1-) ABD'nin Ortadoğu ve dünya hakimiyeti planları açısından;

2-) Irak'ın geleceği açısından;

3-) İslam dünyasının geleceği açısından nasıl değerlendiriyorsunuz?

1-) ABD, demokrasi ve özgürlük kavramlarını İslâm coğrafyası üzerindeki hâkimiyet planları için değerlendirmeye çalışıyor. Yani yapmak istediği, totaliter rejimlerle yönetilen İslâm ülkelerine gerçek anlamda demokrasi ve özgürlük götürmek değil bu kavramların kuyruklarına takılarak oraların üzerindeki hâkimiyetini güçlendirmek, oralardaki yönetimlerin daha çok kendisine hizmet etmelerini sağlamaktır. Kullandığı gerekçeler İslâm âleminde zaten inandırıcı değildi. Ama kendi toplumunun, kendi çıkar hesaplarına paralel çalışan medya organlarıyla kuşatılmış olması sebebiyle o toplumda inandırıcı olabiliyordu. Söz konusu medyanın Batı toplumlarında da basite alınamayacak bir tesirinin olduğunu söylemek mümkündür. Bu yüzden, o toplumların ABD çıkarlarına çalışan medyanın etkisinde kalan kesimlerinin kullanılan gerekçelerden kısmen etkilendiğini söylemek mümkündü. Ancak Irak'ta ortaya çıkan manzara ABD'nin inandırıcılığını artık tümüyle kaybetmesine sebep olmuştur. Bu itibarla ABD ileriye dönük planlarında o gerekçeleri kullanmaya devam etse de etkileyici olamayacaktır.

Irak'ta ortaya çıkan manzaranın ABD planlarına vurduğu en büyük darbe ise korku hegemonyasının ciddi şekilde yara almasıdır.

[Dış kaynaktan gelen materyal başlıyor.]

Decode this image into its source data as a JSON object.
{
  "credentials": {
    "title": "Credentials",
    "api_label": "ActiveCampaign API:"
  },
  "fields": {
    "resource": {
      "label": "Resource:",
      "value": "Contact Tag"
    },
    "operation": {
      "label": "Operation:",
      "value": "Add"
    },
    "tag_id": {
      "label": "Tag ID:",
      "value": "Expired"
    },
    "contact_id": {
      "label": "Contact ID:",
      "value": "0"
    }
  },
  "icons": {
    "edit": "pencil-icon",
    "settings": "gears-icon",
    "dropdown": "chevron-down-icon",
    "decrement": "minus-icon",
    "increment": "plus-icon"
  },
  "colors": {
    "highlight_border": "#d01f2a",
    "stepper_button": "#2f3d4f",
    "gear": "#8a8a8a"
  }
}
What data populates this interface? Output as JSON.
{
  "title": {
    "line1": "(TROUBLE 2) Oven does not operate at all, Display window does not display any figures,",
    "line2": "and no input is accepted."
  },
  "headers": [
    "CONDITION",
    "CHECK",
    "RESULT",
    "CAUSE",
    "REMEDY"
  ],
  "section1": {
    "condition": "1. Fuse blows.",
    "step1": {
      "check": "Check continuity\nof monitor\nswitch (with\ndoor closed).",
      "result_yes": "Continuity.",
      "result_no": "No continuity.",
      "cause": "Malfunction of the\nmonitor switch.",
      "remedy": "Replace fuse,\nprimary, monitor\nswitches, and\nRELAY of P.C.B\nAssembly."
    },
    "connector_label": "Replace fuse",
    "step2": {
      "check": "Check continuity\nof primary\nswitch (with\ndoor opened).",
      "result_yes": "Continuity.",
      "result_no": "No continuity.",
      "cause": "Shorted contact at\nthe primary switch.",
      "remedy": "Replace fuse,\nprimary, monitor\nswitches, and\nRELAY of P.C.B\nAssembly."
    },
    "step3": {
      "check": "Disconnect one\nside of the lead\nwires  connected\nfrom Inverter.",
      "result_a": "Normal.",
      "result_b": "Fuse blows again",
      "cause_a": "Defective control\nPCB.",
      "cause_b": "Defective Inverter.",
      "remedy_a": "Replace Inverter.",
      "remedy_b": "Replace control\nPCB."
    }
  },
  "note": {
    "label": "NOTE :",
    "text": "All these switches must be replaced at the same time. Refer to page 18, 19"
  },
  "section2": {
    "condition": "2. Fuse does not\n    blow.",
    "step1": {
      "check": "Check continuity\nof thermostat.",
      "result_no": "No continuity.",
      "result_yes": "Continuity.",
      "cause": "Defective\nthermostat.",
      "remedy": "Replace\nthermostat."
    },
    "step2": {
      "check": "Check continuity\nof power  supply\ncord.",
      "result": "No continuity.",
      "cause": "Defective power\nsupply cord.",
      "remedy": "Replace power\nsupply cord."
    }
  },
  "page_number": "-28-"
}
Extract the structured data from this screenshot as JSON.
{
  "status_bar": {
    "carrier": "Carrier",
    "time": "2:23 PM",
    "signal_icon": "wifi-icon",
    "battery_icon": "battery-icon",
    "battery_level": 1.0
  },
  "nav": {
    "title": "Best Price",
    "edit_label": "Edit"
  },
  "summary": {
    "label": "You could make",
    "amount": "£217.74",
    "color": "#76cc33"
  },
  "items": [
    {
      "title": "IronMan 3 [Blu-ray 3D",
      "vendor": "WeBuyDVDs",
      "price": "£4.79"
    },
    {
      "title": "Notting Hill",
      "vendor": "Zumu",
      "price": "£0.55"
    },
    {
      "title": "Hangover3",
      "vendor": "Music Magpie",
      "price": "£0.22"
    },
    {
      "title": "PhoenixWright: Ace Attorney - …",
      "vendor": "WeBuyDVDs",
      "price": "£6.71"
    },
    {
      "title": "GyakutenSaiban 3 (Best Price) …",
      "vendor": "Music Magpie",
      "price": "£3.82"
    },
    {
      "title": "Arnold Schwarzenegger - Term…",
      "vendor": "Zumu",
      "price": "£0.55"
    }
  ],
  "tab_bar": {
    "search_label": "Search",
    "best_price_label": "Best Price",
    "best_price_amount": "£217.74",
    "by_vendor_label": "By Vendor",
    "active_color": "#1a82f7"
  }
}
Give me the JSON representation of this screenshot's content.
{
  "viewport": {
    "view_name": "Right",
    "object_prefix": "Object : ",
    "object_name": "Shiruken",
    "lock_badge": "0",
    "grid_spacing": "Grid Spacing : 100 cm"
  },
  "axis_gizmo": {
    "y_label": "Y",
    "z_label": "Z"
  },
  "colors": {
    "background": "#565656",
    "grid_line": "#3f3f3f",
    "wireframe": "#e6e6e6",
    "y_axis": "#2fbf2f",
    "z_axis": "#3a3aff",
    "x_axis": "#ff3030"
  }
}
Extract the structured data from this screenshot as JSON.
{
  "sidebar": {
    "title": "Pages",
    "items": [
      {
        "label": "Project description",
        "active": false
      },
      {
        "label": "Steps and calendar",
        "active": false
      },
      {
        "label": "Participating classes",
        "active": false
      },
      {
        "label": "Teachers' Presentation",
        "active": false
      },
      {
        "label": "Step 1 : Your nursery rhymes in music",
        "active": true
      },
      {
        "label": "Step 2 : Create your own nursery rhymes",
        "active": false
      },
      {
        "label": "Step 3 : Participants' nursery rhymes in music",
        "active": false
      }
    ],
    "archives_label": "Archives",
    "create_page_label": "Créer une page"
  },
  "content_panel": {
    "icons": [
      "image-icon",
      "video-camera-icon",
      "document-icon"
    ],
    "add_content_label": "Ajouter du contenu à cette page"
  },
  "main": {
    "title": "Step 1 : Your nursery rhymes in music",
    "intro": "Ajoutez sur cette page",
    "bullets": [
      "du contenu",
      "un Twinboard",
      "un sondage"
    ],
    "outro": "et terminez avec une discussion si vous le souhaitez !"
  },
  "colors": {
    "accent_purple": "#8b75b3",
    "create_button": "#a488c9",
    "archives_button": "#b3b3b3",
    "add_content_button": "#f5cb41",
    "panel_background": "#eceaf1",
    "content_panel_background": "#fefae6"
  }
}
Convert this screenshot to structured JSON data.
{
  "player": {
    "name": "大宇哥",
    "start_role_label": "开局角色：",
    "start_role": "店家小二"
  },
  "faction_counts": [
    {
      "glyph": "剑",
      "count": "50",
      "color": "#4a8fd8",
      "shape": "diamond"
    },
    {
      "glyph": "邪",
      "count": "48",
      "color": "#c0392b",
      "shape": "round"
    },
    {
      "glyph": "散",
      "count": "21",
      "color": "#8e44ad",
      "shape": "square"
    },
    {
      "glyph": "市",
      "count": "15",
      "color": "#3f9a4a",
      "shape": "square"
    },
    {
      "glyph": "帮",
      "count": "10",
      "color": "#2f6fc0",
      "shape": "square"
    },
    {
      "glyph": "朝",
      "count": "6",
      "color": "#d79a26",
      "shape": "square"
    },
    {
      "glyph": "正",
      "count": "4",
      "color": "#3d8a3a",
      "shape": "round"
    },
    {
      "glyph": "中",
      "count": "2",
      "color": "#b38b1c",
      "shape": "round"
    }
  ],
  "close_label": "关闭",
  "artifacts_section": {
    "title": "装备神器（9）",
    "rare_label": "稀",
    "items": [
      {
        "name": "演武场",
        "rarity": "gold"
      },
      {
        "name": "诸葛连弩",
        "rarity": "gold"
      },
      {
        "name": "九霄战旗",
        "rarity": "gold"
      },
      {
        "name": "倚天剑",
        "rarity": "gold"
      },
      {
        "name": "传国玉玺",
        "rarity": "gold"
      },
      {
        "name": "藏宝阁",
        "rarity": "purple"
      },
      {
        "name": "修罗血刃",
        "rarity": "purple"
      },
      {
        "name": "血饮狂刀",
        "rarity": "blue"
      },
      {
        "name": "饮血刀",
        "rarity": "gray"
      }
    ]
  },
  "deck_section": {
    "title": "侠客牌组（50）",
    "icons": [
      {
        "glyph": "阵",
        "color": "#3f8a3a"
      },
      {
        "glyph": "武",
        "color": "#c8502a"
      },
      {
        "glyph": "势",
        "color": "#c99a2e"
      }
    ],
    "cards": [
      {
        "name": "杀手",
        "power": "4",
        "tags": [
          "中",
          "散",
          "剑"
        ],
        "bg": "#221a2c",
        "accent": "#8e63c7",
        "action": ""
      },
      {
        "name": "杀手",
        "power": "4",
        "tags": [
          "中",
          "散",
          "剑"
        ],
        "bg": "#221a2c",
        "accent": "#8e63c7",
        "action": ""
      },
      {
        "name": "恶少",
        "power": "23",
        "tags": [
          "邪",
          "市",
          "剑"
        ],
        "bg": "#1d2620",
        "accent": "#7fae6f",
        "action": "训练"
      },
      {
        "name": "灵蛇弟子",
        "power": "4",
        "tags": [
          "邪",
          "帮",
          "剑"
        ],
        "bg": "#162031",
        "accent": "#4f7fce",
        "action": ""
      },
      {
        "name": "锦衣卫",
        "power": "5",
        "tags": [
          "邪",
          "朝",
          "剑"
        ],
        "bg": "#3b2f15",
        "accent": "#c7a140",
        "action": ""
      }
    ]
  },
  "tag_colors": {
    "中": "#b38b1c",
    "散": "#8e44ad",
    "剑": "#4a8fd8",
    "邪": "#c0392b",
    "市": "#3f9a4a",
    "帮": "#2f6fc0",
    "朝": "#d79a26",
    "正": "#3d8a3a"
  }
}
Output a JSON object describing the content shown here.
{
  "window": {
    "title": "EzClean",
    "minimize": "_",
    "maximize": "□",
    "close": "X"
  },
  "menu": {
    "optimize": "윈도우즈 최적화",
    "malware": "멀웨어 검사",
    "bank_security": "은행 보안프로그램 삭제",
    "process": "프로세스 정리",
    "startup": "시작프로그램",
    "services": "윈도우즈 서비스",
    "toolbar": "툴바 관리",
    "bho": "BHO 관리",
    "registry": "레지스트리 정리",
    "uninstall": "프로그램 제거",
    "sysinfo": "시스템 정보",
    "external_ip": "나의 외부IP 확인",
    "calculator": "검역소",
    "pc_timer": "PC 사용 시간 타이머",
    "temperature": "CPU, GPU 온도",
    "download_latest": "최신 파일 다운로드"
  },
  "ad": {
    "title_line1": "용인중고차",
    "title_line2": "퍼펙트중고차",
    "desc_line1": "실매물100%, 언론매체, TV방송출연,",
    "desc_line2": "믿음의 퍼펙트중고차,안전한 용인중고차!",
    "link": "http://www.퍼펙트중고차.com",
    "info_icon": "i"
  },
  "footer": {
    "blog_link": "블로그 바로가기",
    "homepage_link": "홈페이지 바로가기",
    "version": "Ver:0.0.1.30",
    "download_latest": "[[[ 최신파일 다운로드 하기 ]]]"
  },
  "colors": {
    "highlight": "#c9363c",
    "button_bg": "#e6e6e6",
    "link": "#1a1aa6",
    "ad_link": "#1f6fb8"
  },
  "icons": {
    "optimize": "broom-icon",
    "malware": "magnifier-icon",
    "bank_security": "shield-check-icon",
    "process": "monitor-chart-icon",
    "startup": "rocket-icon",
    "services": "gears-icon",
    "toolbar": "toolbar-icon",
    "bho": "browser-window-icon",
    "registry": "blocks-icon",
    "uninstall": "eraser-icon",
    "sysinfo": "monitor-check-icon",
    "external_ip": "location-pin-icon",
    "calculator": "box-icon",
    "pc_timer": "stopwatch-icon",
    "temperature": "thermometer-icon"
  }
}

ABD'nin Ortadoğu ve dünya hâkimiyeti planlarının altyapısı psikolojik savaşla oluşturulmuştu. Bu savaşta ABD yenilmez, hiçbir şekilde kendisine karşı konulamaz bir güç olarak dünya kamuoyuna kabul ettirilmişti. Sahip olduğu teknolojiyle dünyanın en ince ayrıntılarını bile uydulardan gözleyebildiği kanaati tüm dünyada yaygın bir hale getirilmişti. Ama Irak'ta işgal güçleri, çok daha geri bir teknoloji ile mücadele eden direniş güçleri karşısında büyük kayıplar verdiler. Direnişçiler onların askerlerini pek çok yerde pusuya düşürdüler. ABD'nin sahip olduğu uydu teknolojisi onların düz yollara kurdukları pusuları keşfetmeyi bile başaramadı. Bu durum karşısında psikolojik savaş metoduyla ve medya organları vasıtasıyla oluşturulan korku hegemonyasının aslında bir balon olduğu ortaya çıktı. Bugün Kuzey Kore'nin bile rahatça Amerika'ya kafa tutabilmesi, nükleer silah teknolojisini geliştirme konusunda onun tehditlerini nazarı itibara almayacağını rahatça söyleyebilmesi, ABD'nin burnunun dibindeki Küba'nın kendisini düne nispetle daha güçlü ve rahat hissedebilmesi tahmin ediyoruz bu yüzdendir.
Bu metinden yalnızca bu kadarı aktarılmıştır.